For anyone whose actual interest is sandalwood, the wood, the warmth, the dry-sweet resinous quality of it, the cultural baggage is beside the point and, frankly, in the way. The question is not how to copy Santal 33. It is how to find sandalwood without the part that everyone now recognises.
A different sandalwood, not a cheaper one
This is where the craft category has quietly become useful. There is now a generation of soapmakers and small fragrance houses working sandalwood seriously, and most of them are not chasing Santal 33. They are doing the more interesting thing: treating sandalwood as a material rather than as a reference.
Fireside, from Blackshore, sits in this territory without pretending to be a clone. It is sandalwood-forward, but it leans warm and dry rather than leathery, and it carries none of the violet that gives Santal 33 its powdered, far-reaching edge. The result is closer to the wood and further from the statement, a sandalwood that stays near the skin and reads warmest when you are close to it. It is a different scent that happens to occupy a neighbouring space.
That distinction matters more than it sounds. An imitation aims at the same silhouette and lands a little short, which is why imitations almost always disappoint. A different sandalwood is not trying to be Santal 33 at all. It is offering the warmth that drew you to Santal 33 in the first place, before the saturation set in.

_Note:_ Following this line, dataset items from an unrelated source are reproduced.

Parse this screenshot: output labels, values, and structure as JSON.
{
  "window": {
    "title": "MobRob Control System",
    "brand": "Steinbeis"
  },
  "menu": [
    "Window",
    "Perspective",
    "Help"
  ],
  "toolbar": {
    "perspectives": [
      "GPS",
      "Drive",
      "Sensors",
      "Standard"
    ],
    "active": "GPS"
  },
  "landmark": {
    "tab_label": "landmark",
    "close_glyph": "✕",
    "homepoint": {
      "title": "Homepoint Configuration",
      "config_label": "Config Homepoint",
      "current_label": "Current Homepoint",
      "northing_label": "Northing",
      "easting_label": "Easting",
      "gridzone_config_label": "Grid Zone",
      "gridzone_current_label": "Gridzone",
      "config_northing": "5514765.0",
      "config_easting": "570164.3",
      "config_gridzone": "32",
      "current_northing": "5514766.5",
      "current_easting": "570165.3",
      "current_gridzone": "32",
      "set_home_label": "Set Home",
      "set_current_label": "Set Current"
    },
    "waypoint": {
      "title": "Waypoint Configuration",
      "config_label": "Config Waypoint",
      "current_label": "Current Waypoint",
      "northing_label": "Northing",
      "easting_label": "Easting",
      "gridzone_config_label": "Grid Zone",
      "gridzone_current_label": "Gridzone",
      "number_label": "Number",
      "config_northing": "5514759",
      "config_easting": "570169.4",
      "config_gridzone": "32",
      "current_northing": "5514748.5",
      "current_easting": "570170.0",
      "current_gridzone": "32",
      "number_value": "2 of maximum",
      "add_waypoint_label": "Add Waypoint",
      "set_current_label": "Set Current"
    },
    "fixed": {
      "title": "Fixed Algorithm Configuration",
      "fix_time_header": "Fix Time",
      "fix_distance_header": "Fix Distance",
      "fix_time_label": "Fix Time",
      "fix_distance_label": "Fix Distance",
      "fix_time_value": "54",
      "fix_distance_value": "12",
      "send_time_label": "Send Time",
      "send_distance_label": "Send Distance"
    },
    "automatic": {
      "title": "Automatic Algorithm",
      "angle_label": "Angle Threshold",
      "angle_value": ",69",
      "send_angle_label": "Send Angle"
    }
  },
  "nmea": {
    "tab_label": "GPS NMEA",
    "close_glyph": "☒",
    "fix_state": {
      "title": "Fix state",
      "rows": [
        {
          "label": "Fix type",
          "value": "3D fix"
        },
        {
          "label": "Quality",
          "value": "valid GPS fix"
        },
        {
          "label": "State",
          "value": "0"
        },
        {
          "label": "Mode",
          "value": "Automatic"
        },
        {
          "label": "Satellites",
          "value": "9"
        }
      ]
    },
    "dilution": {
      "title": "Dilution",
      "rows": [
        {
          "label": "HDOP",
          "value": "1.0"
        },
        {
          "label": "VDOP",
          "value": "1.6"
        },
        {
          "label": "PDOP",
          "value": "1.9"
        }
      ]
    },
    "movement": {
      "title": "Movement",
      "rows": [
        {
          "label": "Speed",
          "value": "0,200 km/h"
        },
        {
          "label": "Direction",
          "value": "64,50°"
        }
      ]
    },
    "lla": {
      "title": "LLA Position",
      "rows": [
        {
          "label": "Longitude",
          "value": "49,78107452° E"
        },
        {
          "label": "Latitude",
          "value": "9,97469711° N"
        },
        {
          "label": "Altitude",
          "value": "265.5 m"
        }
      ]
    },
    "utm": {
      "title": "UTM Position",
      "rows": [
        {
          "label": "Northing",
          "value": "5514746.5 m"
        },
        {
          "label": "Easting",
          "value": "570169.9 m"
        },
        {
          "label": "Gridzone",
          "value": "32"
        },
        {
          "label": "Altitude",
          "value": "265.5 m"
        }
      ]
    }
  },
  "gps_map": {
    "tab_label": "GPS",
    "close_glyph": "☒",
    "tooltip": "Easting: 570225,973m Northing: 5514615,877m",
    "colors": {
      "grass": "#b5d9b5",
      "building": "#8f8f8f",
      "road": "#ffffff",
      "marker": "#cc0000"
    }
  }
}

Several other craft makers work the sandalwood-and-amber register too, building compositions that share the olfactory neighbourhood without sharing the formula. Amber rounds sandalwood out, adds a soft resinous sweetness, and gives the warmth somewhere to settle. These scents tend to be quieter than Santal 33 by design. They are made to be worn close, not announced.
What soap does to the question
There is a further wrinkle, which is that bar soap is not perfume and does not behave like it. A fragrance built for projection, leather, violet, reach, is built for skin and air, not for a wash-off product. Much of what makes Santal 33 carry across a room is precisely what soap cannot retain past the rinse. We have written elsewhere about why perfume struggles to survive inside soap, and the short version is that saponification is unkind to the volatile, high-impact materials that make a signature scent legible at distance.
What survives in soap tends to be the base, the warm, grounded, slower-evaporating materials. Sandalwood and amber are among the best-behaved of these. A sandalwood bar will not project like the perfume. It will leave warmth on the skin and a trace in the steam, and then it will recede. For the wood itself, this is no loss. The intimacy that Santal 33 traded away is exactly what soap is good at keeping.
The same logic applies across the category. We have looked at how a fragrance house translates its work into a bar, and at the related question of finding a register rather than a clone when a famous scent is the reference point. Sandalwood is the easiest case to make: it is a material that soap respects.
Where this lands
Santal 33 did something genuinely good for the broader category, and it deserves credit for it. It made sandalwood feel worth wanting again, pulled it back from the realm of dusty incense and old wardrobes and made it a scent people actively sought. That renewed appetite has been good for every serious maker working with the wood, craft soap included.
If you love Santal 33 and wear it happily, there is no reason to stop. It works. But if what you actually love is the sandalwood underneath the statement, the warmth, the dryness, the resin, then the saturation is doing you no favours, and the alternatives are not compromises. They are simply other sandalwoods, made to be worn close, with none of the recognition built in. The wood was always the point. The cultural moment was something that happened to it.